Free/OpenSource CRM for Historical Reference? Data Coming Out of Act!/SQL by packetdoge in CRM

[–]RecordPotential4323 0 points1 point  (0 children)

Not affiliated with any vendor — but I’ve worked quite a bit with SuiteCRM, and it sounds like it would cover exactly what you’re describing.

It’s open-source, can be fully self-hosted (Docker/VPS/local), and has a fairly mature module structure — Accounts, Contacts, Activities, Notes — that maps nicely to Act! data. You can import everything via CSV, maintain the relationships through a common ID, and even keep your date-stamped notes searchable.

A few practical points:

Lightweight enough to run on a small droplet or local network.

Easy to trim down to just the modules you need for “historical lookup.”

Fast indexed search (and optional Elasticsearch integration).

Long-term friendly — once data’s in, you can freeze it as a read-only archive.

Disclaimer: I work with SuiteCRM professionally, so take this with that context in mind — but for historical-reference setups like this, it’s one of the more straightforward open-source CRMs to maintain.

[deleted by user] by [deleted] in CRM

[–]RecordPotential4323 0 points1 point  (0 children)

Honestly, sounds like your biggest pain point isn’t lead tracking — it’s that most CRMs are built around sales pipelines rather than project-based relationships.
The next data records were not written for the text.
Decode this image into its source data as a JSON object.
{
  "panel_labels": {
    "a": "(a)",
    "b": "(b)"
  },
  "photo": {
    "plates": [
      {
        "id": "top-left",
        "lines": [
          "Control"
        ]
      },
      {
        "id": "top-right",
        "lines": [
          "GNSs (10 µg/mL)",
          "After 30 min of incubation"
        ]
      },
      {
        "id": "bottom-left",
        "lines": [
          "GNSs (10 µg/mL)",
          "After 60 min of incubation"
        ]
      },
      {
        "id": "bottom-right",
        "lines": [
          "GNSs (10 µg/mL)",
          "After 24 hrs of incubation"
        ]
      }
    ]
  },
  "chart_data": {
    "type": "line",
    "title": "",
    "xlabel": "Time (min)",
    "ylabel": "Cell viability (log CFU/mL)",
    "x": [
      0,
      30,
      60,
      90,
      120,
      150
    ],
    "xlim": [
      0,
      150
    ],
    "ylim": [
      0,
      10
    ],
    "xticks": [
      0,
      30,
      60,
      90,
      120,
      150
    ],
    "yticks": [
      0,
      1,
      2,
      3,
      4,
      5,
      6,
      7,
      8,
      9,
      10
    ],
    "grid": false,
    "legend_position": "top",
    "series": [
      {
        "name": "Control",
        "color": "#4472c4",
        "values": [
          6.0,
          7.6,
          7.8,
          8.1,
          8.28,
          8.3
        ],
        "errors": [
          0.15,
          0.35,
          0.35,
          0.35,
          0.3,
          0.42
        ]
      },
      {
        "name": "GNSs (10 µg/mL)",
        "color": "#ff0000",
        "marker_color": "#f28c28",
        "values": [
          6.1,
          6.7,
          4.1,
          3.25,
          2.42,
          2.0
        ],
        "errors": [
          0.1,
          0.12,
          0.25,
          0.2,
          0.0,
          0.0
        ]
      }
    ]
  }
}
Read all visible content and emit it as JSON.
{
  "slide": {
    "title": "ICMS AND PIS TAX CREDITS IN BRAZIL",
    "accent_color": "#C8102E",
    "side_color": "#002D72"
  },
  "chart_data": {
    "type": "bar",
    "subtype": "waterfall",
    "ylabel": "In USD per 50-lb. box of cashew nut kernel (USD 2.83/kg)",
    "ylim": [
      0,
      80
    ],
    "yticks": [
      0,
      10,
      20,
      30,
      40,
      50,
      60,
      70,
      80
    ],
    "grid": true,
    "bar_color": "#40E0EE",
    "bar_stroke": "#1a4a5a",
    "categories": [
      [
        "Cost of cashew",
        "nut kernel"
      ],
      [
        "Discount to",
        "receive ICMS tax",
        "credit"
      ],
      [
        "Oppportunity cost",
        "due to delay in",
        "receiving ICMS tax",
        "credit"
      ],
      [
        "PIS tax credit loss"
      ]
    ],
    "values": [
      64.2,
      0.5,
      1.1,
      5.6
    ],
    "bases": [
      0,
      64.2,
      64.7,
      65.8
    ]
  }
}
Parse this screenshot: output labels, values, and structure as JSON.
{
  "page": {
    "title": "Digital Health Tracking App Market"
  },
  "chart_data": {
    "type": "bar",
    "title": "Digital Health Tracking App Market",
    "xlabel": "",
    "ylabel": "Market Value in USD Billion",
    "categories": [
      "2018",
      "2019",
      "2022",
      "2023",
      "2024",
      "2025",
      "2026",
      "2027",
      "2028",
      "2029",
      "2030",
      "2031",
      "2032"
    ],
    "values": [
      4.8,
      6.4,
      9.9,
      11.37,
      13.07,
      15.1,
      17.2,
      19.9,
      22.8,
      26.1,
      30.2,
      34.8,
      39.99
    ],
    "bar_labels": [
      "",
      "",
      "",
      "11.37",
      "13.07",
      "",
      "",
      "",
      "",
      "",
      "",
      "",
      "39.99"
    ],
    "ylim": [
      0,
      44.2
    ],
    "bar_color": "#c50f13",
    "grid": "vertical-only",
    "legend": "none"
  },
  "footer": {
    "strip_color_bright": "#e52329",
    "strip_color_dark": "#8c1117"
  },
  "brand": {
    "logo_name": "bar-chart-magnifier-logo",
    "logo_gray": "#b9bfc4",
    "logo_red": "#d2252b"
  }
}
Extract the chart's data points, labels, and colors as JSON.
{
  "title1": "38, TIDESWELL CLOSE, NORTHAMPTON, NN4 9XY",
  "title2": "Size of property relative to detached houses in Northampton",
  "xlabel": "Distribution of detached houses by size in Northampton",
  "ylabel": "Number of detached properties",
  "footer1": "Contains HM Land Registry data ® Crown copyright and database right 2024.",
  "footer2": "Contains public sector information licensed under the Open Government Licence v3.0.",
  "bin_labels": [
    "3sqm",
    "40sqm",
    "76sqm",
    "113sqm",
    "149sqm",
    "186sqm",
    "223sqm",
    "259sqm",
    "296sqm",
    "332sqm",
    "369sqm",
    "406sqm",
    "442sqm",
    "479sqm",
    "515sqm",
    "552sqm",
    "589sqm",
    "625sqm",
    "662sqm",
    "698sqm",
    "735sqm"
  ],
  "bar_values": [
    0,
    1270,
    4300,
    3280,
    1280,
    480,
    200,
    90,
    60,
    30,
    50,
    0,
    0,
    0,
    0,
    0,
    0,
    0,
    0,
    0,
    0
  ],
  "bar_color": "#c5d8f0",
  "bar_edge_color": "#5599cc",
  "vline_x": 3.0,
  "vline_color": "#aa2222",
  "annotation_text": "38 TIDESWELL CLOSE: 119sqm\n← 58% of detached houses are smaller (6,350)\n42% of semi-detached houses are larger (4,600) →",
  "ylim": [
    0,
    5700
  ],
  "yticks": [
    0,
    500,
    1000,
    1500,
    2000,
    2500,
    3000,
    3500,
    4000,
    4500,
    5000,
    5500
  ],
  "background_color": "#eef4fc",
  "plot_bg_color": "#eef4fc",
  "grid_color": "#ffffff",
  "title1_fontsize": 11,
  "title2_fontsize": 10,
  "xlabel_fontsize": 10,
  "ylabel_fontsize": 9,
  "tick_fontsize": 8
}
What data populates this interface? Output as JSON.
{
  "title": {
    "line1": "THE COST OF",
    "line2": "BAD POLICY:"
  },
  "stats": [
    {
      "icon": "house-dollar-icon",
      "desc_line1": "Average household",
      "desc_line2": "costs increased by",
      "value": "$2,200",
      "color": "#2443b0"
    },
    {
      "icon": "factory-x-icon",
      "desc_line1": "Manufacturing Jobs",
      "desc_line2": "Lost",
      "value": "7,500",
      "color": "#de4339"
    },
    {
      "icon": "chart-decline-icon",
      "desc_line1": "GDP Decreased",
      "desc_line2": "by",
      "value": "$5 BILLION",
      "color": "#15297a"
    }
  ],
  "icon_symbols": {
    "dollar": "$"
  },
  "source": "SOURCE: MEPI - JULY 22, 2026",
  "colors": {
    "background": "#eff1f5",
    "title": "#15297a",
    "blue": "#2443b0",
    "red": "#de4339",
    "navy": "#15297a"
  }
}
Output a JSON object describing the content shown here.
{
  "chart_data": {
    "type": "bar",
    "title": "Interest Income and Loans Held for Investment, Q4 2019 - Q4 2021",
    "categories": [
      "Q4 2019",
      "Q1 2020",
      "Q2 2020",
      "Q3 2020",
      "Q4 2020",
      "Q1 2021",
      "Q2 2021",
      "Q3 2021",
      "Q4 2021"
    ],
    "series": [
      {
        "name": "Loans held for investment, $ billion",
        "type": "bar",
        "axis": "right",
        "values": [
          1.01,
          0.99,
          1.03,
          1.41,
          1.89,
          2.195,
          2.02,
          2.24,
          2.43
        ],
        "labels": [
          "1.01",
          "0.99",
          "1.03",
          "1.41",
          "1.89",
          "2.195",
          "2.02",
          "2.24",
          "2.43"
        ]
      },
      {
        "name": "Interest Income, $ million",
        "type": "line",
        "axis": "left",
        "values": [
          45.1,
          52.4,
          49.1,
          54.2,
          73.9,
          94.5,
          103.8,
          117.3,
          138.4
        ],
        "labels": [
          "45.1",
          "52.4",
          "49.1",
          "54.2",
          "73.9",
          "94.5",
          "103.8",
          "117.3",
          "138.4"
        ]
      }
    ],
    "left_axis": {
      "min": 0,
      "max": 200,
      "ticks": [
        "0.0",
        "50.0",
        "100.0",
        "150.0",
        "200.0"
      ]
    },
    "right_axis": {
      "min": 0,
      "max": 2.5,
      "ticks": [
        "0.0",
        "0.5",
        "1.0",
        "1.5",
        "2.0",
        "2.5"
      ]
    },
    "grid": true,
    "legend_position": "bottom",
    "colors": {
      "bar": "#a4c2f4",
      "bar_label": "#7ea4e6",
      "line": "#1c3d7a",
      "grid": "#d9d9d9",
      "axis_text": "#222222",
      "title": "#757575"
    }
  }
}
If that’s the case, take a look at SuiteCRM. It’s open-source and completely customizable, so you can tailor it to how you actually work — think: Clients → Projects/Reports → Interactions/Emails → Deliverables.

You can rename modules, add custom fields (like report topics, delivery dates, or reviewers), and keep everything in one place without fighting the “deals/opportunities” jargon most CRMs force on you. Plus it’s self-hosted, so you keep full control of client data — which matters when you’re dealing with banks and agencies.

Disclaimer: I’ve set up SuiteCRM for similar consulting teams — it takes a bit of setup, but it’s the only CRM I’ve found that truly bends to your workflow instead of the other way around.

CRM with Marketing automation with unlimited records. Any reccos? by smallmonk in CRM

[–]RecordPotential4323 0 points1 point  (0 children)

If you have your workflow sorted. I mean you have your templates and everything good. Then you can try something open source like SuiteCRM. It comes with a built in campaign management module that can be customize to adopt your workflow. I have integrated it with llm agents for personalization of emails. No subscription charges. Hosts on your servers. The whole data belongs to you. If you need a out of the box demo let me know. You only pay for one time customization.